Então foi isso? Dessa vez Wilhelm não teve nenhum escrúpulo e riu com prazer. Katherine desviou o olhar dele e encarou a lareira, deveria ser especialmente desconcertante ter um parente cheio de escândalos, principalmente um parente tão próximo. Mas... esses Byron, o príncipe estava curioso com essa família, deveriam ser pessoas bem... inapropriadas para ter como companhia, principalmente para os perfeitos Tudor-Habsburg.

— E sua família, meu príncipe? Quais são os escândalos dela?— Sorrindo quase perversa, Lady Monmouth, jogando xadrez com Lady Ricketts, perguntou.— Conte-nos o mais terrível.

Assim ele acabaria ofendendo Katherine também. Caroline Mathilde era o pior escândalo dos Oldenburg, um que deveria ser esquecido.

— Não vamos tocar nesses assuntos desagradáveis, miladys. Todas as nossas famílias têm escândalos.— A marquesa novamente tomou a palavra, não com alegria ou ironia, mas sim muito melancólica.— Existem segredos, verdades nunca ditas, que queremos muito esconder e esquecer.

Ela falava de Bravandale... ou do diário?... Katherine estava certa, o melhor seria esquecer dessas situações. A sala então voltou ao silêncio anterior, onde basicamente todos voltaram a suas antigas distrações. Parecia algo certo, seria assim até a hora do jantar, mas um pedido mudou tudo. As quatro crianças Bristol, todas com roupas de frio e acompanhadas por Lady Pembroke, entraram animadamente na sala azul. Imediatamente, Wilhelm franziu o cenho, eles...

— Mamãe, papai, nós queremos brincar lá fora.— Usando de uma notável grandeza e alta voz, Robert pediu.— Por favor.

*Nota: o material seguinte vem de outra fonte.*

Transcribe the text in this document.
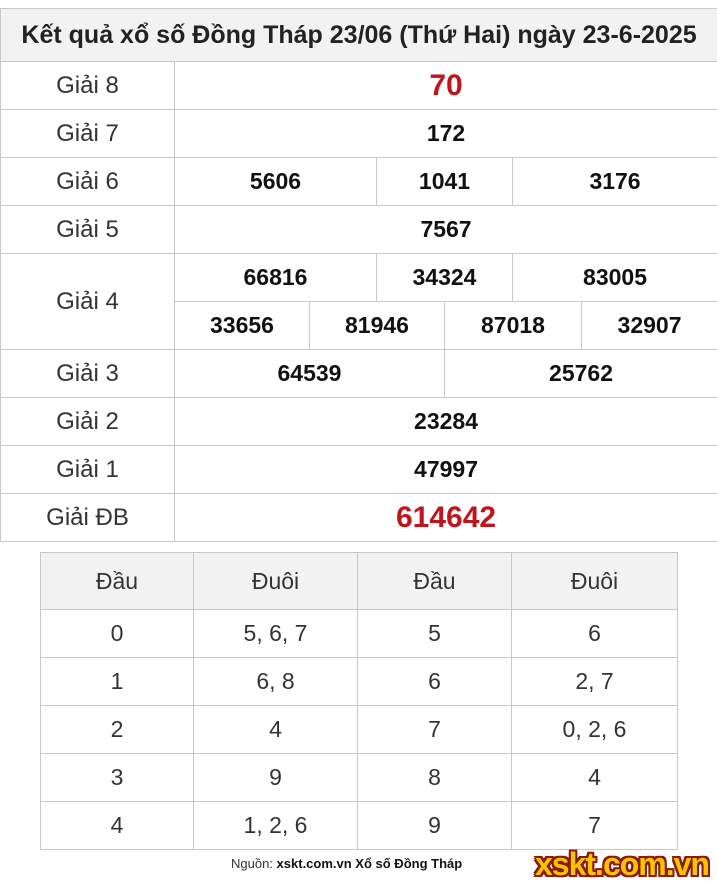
Kết quả xổ số Đồng Tháp 23/06 (Thứ Hai) ngày 23-6-2025						
Giải 8	70					
Giải 7	172					
Giải 6	5606		1041		3176	
Giải 5	7567					
Giải 4	66816		34324		83005	
	33656	81946		87018		32907
Giải 3	64539			25762		
Giải 2	23284					
Giải 1	47997					
Giải ĐB	614642					
Đầu	Đuôi	Đầu	Đuôi
0	5, 6, 7	5	6
1	6, 8	6	2, 7
2	4	7	0, 2, 6
3	9	8	4
4	1, 2, 6	9	7
Nguồn: xskt.com.vn Xổ số Đồng Tháp xskt.com.vn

— Grace, poderia levá-los ao...

— Não, mamãe, nós queremos brincar lá fora com você e papai. Todos nós estaremos juntos.— Usando um tom mais doce e sorridente, Richard respondeu, mas não foi o suficiente para evitar... Wilhelm encarou nervosamente Katherine.— Fale algo, Lady Pembroke, tente convencê-los.

Lady Pembroke tinha alguma coisa a ver com isso? Os olhos do príncipe e da marquesa voltaram-se a baronesa, que ficou terrivelmente vermelha de vergonha. Mesmo sabendo que Katherine não gostava da sujeira que a neve fazia, e Wilhelm odiava estar no frio, estar perto da neve, ela ainda consentiu?

— É... as crianças queriam tanto e... a neve nunca matou ninguém.— Essa afirmação era completamente questionável, Wilhelm mesmo poderia questioná-la.— Robert e Anne querem aprender a pescar e... Mary e Richard simplesmente brincar com a neve. Como qualquer criança faz.

Instantaneamente o príncipe negou, essas não eram qualquer crianças, eram as crianças deles... mas isso parecia tanto com Katherine. Wilhelm fitou Katherine e negou discretamente para ela, os filhos deles iriam superar essa tristeza. Entretanto, longe do que ele pensava, a marquesa sorriu.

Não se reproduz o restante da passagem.